The #RITphoto Blog would like to introduce Hannah Kulp. Hannah is a second year student at RIT and is an avid lover of the arts, science, and everything in between. Hannah is working on a degree in the School of Individualized Study. We hired her to create posts for “A Student’s Point of View”. She loves learning new things and was nthusiastic about taking on this role. Hannah has a love of film photograph and art history and aesthetics.
Photo Technology I & II
To start off with a disclaimer, An 8:00am class sucks. I am not a morning person and the thought of a required Monday 8am as a freshman was awful. To add to the dread, everyone tells you that this class is very hard. They are correct, however that does not mean that its not useful or might actually be enjoyable.
Photographic Technology is a unique course offered by the School of Photographic Arts and Sciences (SPAS). All photo students are required to take Photo Technology I & II. Beginning in 1902, RIT photography students have taken a technology related class. Many alums – I have been told – took the analog equivalent called Materials and Processes, I, II, and III.

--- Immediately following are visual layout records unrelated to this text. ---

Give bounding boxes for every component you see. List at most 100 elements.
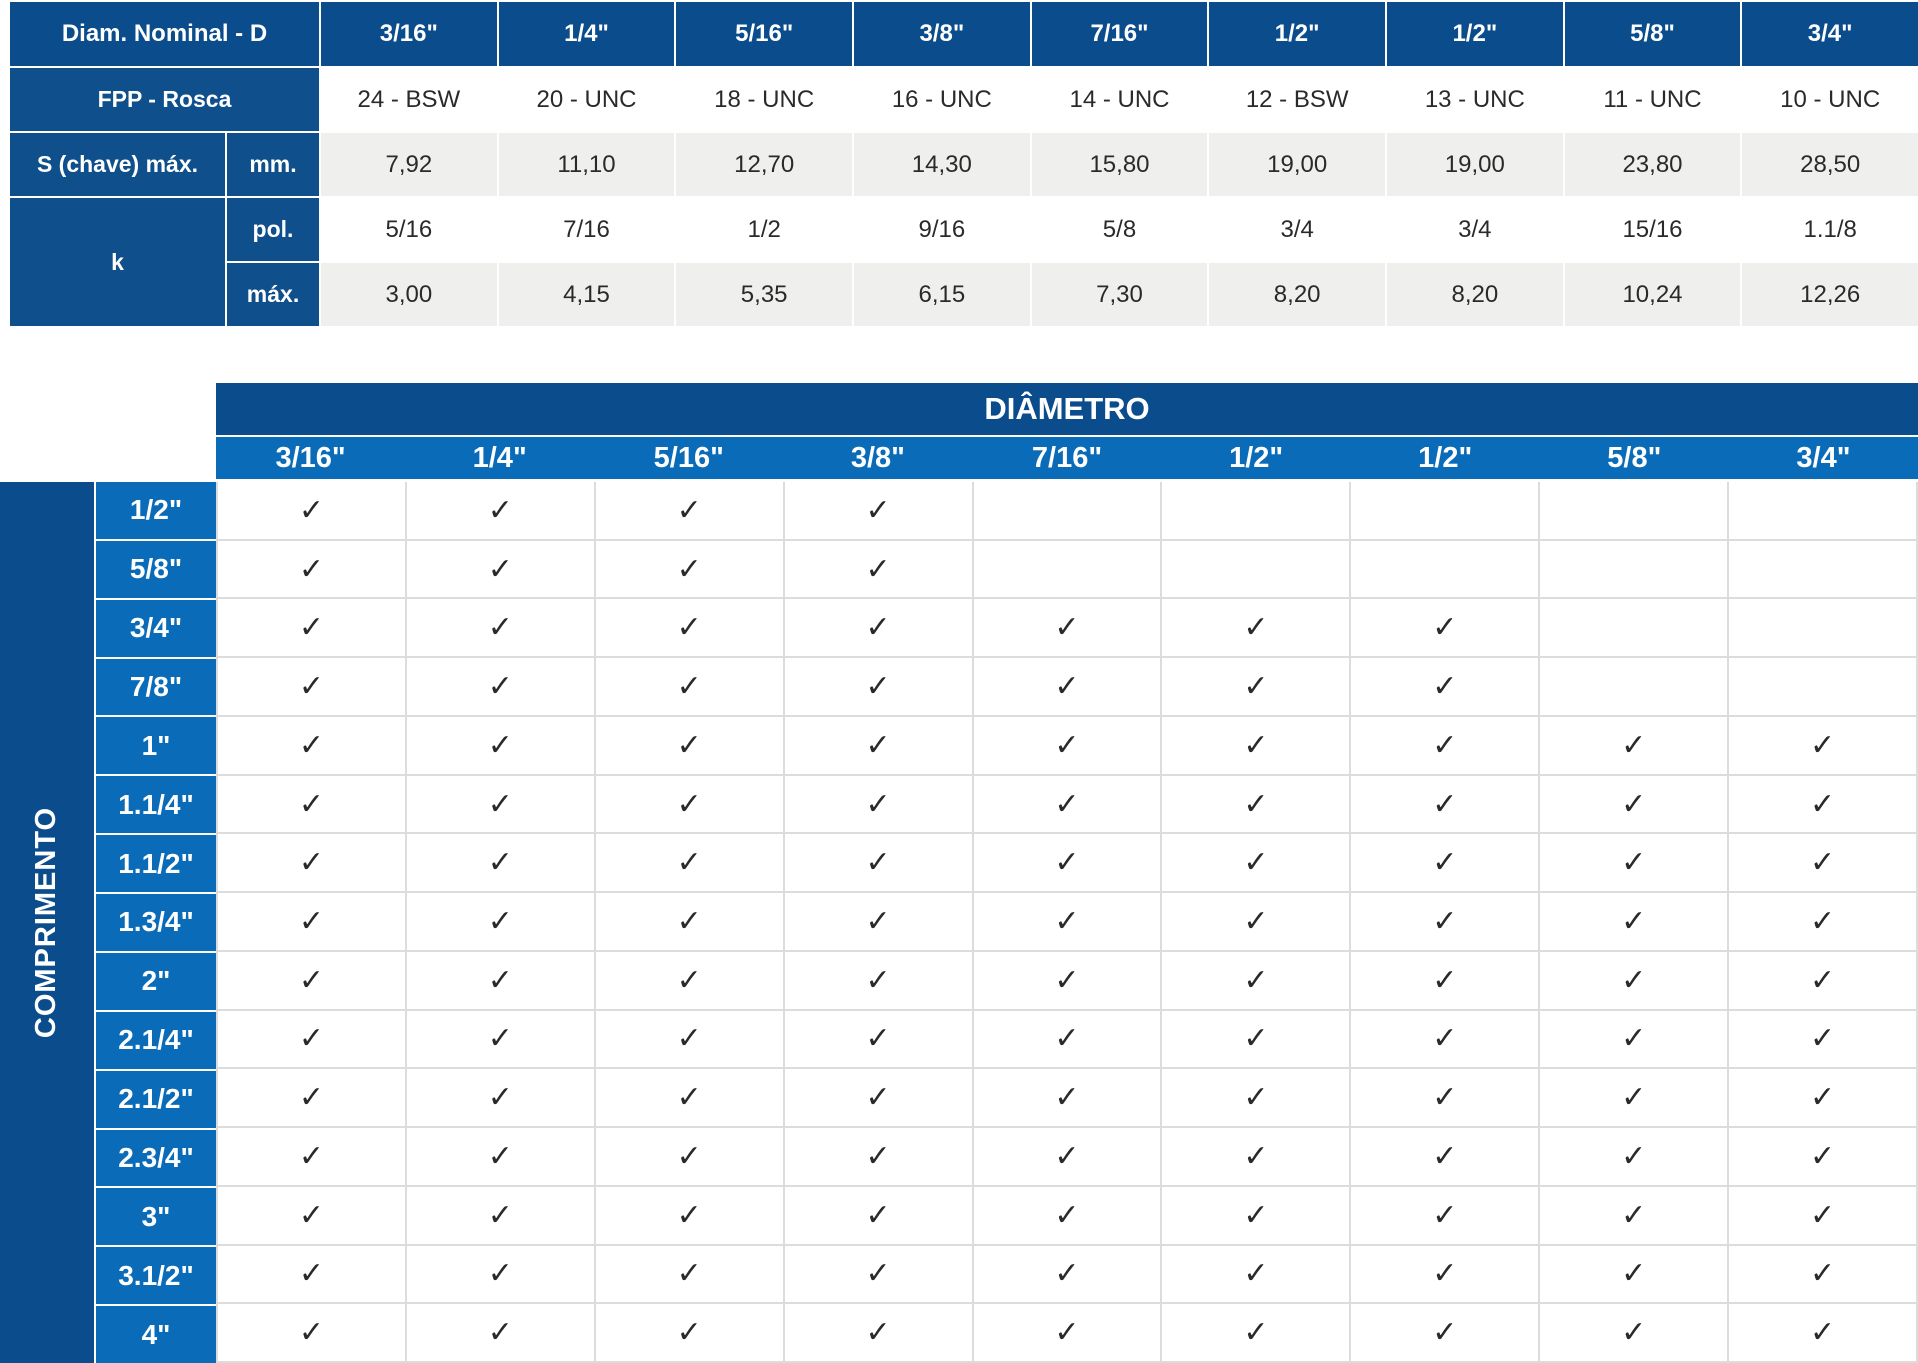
check-icon: ✓ <box>218 716 407 776</box>
check-icon: ✓ <box>218 599 407 659</box>
empty-cell <box>1351 482 1541 541</box>
check-icon: ✓ <box>1162 1304 1352 1363</box>
check-icon: ✓ <box>1351 775 1541 835</box>
compat-diameter-header: 5/16" <box>653 441 724 474</box>
empty-cell <box>1729 599 1918 659</box>
check-icon: ✓ <box>218 893 407 952</box>
compat-diameter-headers: 3/16" 1/4" 5/16" 3/8" 7/16" 1/2" 1/2" 5/… <box>216 437 1918 479</box>
length-row-header: 4" <box>96 1306 216 1363</box>
check-icon: ✓ <box>406 951 596 1011</box>
check-icon: ✓ <box>1162 716 1352 776</box>
empty-cell <box>973 482 1163 541</box>
empty-cell <box>1729 540 1918 600</box>
check-icon: ✓ <box>406 599 596 659</box>
check-icon: ✓ <box>784 540 974 600</box>
check-icon: ✓ <box>595 1069 785 1129</box>
check-icon: ✓ <box>973 716 1163 776</box>
check-icon: ✓ <box>218 658 407 717</box>
check-icon: ✓ <box>973 1128 1163 1187</box>
check-icon: ✓ <box>1162 893 1352 952</box>
length-row-header: 7/8" <box>96 658 216 716</box>
spec-diameter-header: 3/4" <box>1742 2 1918 66</box>
check-icon: ✓ <box>784 1128 974 1187</box>
compat-diameter-header: 5/8" <box>1607 441 1662 474</box>
spec-diameter-header: 1/2" <box>1387 2 1563 66</box>
length-row-header: 3.1/2" <box>96 1247 216 1305</box>
check-icon: ✓ <box>1540 1128 1730 1187</box>
check-icon: ✓ <box>595 1245 785 1305</box>
s-cell: 11,10 <box>498 133 675 196</box>
check-icon: ✓ <box>595 716 785 776</box>
check-icon: ✓ <box>595 834 785 894</box>
check-icon: ✓ <box>1729 775 1918 835</box>
k-pol-cell: 7/16 <box>498 198 675 261</box>
check-icon: ✓ <box>1540 716 1730 776</box>
k-pol-cell: 5/16 <box>321 198 497 261</box>
length-row-header: 2.1/4" <box>96 1011 216 1069</box>
empty-cell <box>1540 658 1730 717</box>
length-row-header: 3" <box>96 1188 216 1246</box>
length-row-header: 1.1/4" <box>96 776 216 834</box>
check-icon: ✓ <box>1540 1186 1730 1246</box>
check-icon: ✓ <box>784 1304 974 1363</box>
check-icon: ✓ <box>1729 1010 1918 1070</box>
check-icon: ✓ <box>1540 1245 1730 1305</box>
check-icon: ✓ <box>973 658 1163 717</box>
check-icon: ✓ <box>1162 599 1352 659</box>
check-icon: ✓ <box>1540 834 1730 894</box>
spec-diameter-header: 3/16" <box>321 2 497 66</box>
check-icon: ✓ <box>406 1128 596 1187</box>
compat-grid: ✓ ✓ ✓ ✓ ✓ ✓ ✓ ✓ ✓ ✓ ✓ ✓ ✓ ✓ ✓ ✓ ✓ ✓ ✓ ✓ ✓ ✓ ✓ ✓ ✓ ✓ ✓ ✓ ✓ ✓ ✓ ✓ ✓ ✓ ✓ ✓ ✓ ✓ ✓ ✓… <box>216 482 1918 1363</box>
k-max-cell: 7,30 <box>1031 263 1208 326</box>
check-icon: ✓ <box>218 540 407 600</box>
check-icon: ✓ <box>784 658 974 717</box>
length-row-header: 5/8" <box>96 540 216 598</box>
check-icon: ✓ <box>973 834 1163 894</box>
check-icon: ✓ <box>1351 834 1541 894</box>
check-icon: ✓ <box>406 716 596 776</box>
check-icon: ✓ <box>973 1069 1163 1129</box>
s-cell: 23,80 <box>1564 133 1741 196</box>
empty-cell <box>1162 540 1352 600</box>
fpp-cell: 16 - UNC <box>854 68 1030 131</box>
length-row-header: 1" <box>96 717 216 775</box>
k-max-cell: 6,15 <box>854 263 1030 326</box>
compat-diameter-header: 3/16" <box>275 441 346 474</box>
s-cell: 15,80 <box>1031 133 1208 196</box>
check-icon: ✓ <box>1729 1186 1918 1246</box>
check-icon: ✓ <box>1729 716 1918 776</box>
check-icon: ✓ <box>595 1304 785 1363</box>
k-max-unit-label: máx. <box>227 263 319 326</box>
check-icon: ✓ <box>1351 951 1541 1011</box>
check-icon: ✓ <box>218 1010 407 1070</box>
empty-cell <box>1540 540 1730 600</box>
s-cell: 14,30 <box>854 133 1030 196</box>
check-icon: ✓ <box>1351 658 1541 717</box>
spec-diameter-header: 3/8" <box>854 2 1030 66</box>
check-icon: ✓ <box>1162 1186 1352 1246</box>
empty-cell <box>973 540 1163 600</box>
check-icon: ✓ <box>1729 1069 1918 1129</box>
check-icon: ✓ <box>1351 1128 1541 1187</box>
check-icon: ✓ <box>784 599 974 659</box>
k-pol-cell: 9/16 <box>854 198 1030 261</box>
check-icon: ✓ <box>1540 1304 1730 1363</box>
s-cell: 12,70 <box>676 133 852 196</box>
check-icon: ✓ <box>1162 1245 1352 1305</box>
empty-cell <box>1729 658 1918 717</box>
check-icon: ✓ <box>973 1304 1163 1363</box>
s-unit-label: mm. <box>227 133 319 196</box>
check-icon: ✓ <box>595 893 785 952</box>
comprimento-side-label: COMPRIMENTO <box>0 482 94 1363</box>
check-icon: ✓ <box>1351 1304 1541 1363</box>
compat-diameter-header: 1/2" <box>1418 441 1473 474</box>
fpp-cell: 12 - BSW <box>1209 68 1385 131</box>
check-icon: ✓ <box>1540 951 1730 1011</box>
check-icon: ✓ <box>406 1245 596 1305</box>
check-icon: ✓ <box>595 775 785 835</box>
check-icon: ✓ <box>1351 599 1541 659</box>
check-icon: ✓ <box>595 1186 785 1246</box>
s-chave-label: S (chave) máx. <box>10 133 225 196</box>
check-icon: ✓ <box>1729 834 1918 894</box>
compat-diameter-header: 3/4" <box>1796 441 1851 474</box>
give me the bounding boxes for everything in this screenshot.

Nanette Salvaggio is the course instructor and knows her stuff. She literally wrote the book on it. Her passion is evident. Her blunt and dry humor is like a shot of much-needed caffeine at 8:00am in the morning.
Always submit your labs. A 50 is better than a 0.
Be respectful to everyone. Even in an open atmosphere used in the class, respect your professors point of view and seek help when struggling.
Even if you don’t have much technical and mathematical knowledge, you will do fine. Actively participate and don’t stop trying until you understand.
In each class, you will learn something new and technical about equipment and its application to your trade. Like the rest of your time here, this class teaches you the tools required to make successful photos and work efficiently. The thought of being in a photo class and not be taking pictures rattles many. However, the technical knowledge you learn is irreplaceable and you won’t get it anywhere else.